The guidance also said company executives must not trade in a firm’s securities while possessing nonpublic information on cybersecurity attacks. The SEC encouraged companies to consider adopting specific policies restricting executive trading in shares while a hack is being investigated and before it is disclosed.
The SEC, in unanimously approving the additional guidance, said it would promote “clearer and more robust disclosure” by companies facing cybersecurity issues, according to SEC Chairman Jay Clayton, a Republican.
Democrats on the commission reluctantly supported the guidance, describing it as a paltry step taken in the wake of a raft of high-profile hacks at major companies that exposed millions of Americans’ personal information. They called for much more rigorous rule-making to police disclosure around cybersecurity issues, or requiring certain cybersecurity policies at public companies.
Commissioner Robert Jackson said the new document “essentially reiterates years-old staff-level views on this issue,” and pointed to analysis from the White House Council of Economic Advisers that finds companies frequently under-report cybersecurity events to investors.

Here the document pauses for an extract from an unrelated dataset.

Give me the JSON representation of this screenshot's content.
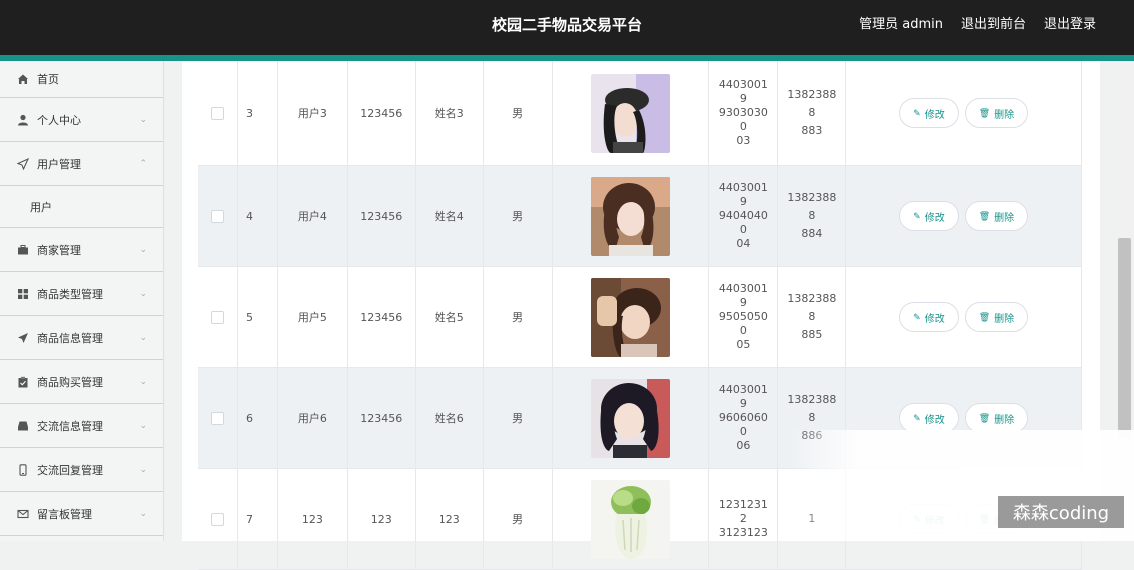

The SEC first issued guidance in 2011 on cybersecurity disclosures.
“It may provide investors a false sense of comfort that we, at the Commission, have done something more than we have,” Commissioner Kara Stein, another Democrat, said in a statement. Significant breaches have included those at Equifax Inc. consumer credit reporting agency, and at the SEC itself.
The agency announced in September its corporate filing system, known as EDGAR, was breached by hackers in 2016 and may have been used for insider trading. The matter is under review.
The new guidance will mean that corporations disclose more information about cyberattacks and risks and take steps to ensure no insider trading can occur around those events, said several attorneys who advise businesses on the subject.
“This essentially creates a mandatory new disclosure category — cybersecurity risks and incidents,” said Spencer Feldman, an attorney with Olshan Frome Wolosky LLP.
Craig A. Newman, a partner with Patterson Belknap Webb & Tyler LLP, said the SEC guidance “makes clear that it doesn’t want a repeat of the Equifax situation.”